Chào các bạn! Vì nhiều lý do từ nay Truyen2U chính thức đổi tên là Truyen247.Pro. Mong các bạn tiếp tục ủng hộ truy cập tên miền mới này nhé! Mãi yêu... ♥

40. Tukang Urut Dari Gua Hantu

Finally, I find you ...
(Arunika)

*
🎧 Tak Terganti - Michael Says

***

Selain bunga matahari, Tami juga menyukai cahaya pagi. Baginya, dua hal itu komponen yang sangat selaras. Dua hal yang melambangkan keberanian dan keceriaan. Benar-benar gambaran terbalik untuk karakter Tami yang redup. Tapi di situlah letak keunikannya. Sisi lain dari seorang Tami yang dikenal nerdy-misterius. Tak akan ada yang menyangka kalau ia menyukai dua hal yang cerah itu. Setidaknya itu satu-satunya aktivitas Tami yang bisa menunjukkan sisi lain dirinya. Sesuatu yang membuat ia merasa normal adanya. Bukan Tami yang tak memiliki semangat sebagaimana ia dikenal di sekolah.

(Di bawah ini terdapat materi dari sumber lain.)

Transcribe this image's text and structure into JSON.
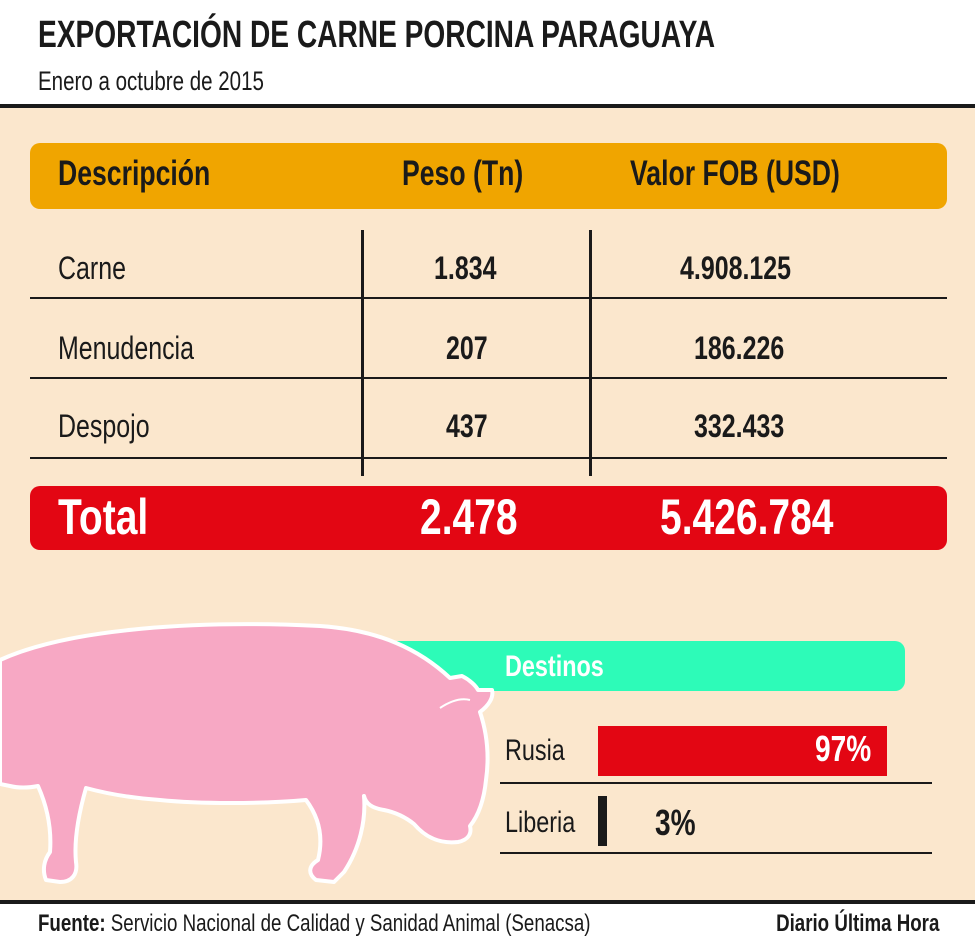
{
  "chart_data": [
    {
      "type": "table",
      "title": "EXPORTACIÓN DE CARNE PORCINA PARAGUAYA",
      "subtitle": "Enero a octubre de 2015",
      "columns": [
        "Descripción",
        "Peso (Tn)",
        "Valor FOB (USD)"
      ],
      "rows": [
        {
          "descripcion": "Carne",
          "peso": "1.834",
          "valor": "4.908.125"
        },
        {
          "descripcion": "Menudencia",
          "peso": "207",
          "valor": "186.226"
        },
        {
          "descripcion": "Despojo",
          "peso": "437",
          "valor": "332.433"
        }
      ],
      "total": {
        "label": "Total",
        "peso": "2.478",
        "valor": "5.426.784"
      }
    },
    {
      "type": "bar",
      "title": "Destinos",
      "categories": [
        "Rusia",
        "Liberia"
      ],
      "values": [
        97,
        3
      ],
      "value_labels": [
        "97%",
        "3%"
      ],
      "unit": "%",
      "xlim": [
        0,
        100
      ]
    }
  ],
  "footer": {
    "source_label": "Fuente:",
    "source_text": "Servicio Nacional de Calidad y Sanidad Animal (Senacsa)",
    "credit": "Diario Última Hora"
  },
  "colors": {
    "panel": "#fbe7cd",
    "header_bar": "#f0a500",
    "total_bar": "#e30613",
    "destinos_bar": "#2dfbb8",
    "pig": "#f7a8c4",
    "bar_fill": "#e30613"
  },
  "illustration": "pig-icon"
}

Tami jatuh cinta pada waktu yang brilian itu. Di antara potongan-potongan penting dalam satu hari, hanya pagi yang membuatnya takjub dan mengerti banyak hal. Baginya, dirinya sama seperti sebentangan pepohonan di sekitarnya saat ini, persis seperti klorofil pada dedaunan yang akan menemukan napas baru jika matahari datang, atau embun yang tabah jika harus menguap karena sinar matahari.

Tami itu periang untuk hal-hal tertentu. Termasuk pada waktu-waktu saat ini. Anggap saja refleksi kecintaannya pada kisah 'Itik buruk rupa' ketika di pagi hari menemukan dirinya sudah menjadi angsa. Pagi memang yang bisa mengubah emosi dan imaji Tami untuk lebih tenang dan hangat dari sebelum-sebelumnya. Pagi adalah waktu yang memberi lembaran baru. Dan yang memutus tangis tadi malam. Yang sepanjang perjalanan pulang sekolah, Tami tahan agar tak pecah di sembarang tempat dan menjadi tontonan banyak orang. Matanya memang sudah terlatih untuk tidak mencecerkan air mata di tempat umum.

"Kehilangan self esteem ya?"

Sebuah suara nge-bass itu memecah pertapaan Tami.

Gadis itu melonjak. Tapi berusaha diam tak menggubris. Ia memutuskan tak menoleh sama sekali. Meski diam-diam ia mengawasi seorang tamu yang masuk ke kerajaan sun-sun-nya.

Runi.

Cowok itu terlihat takjub, memandangi bunga-bunga matahari yang tumbuh subur dan banyak di sekelilingnya. Apa yang terjadi kalau Matahari datang menemui bunga Matahari? Bagi Tami, Runi adalah Matahari.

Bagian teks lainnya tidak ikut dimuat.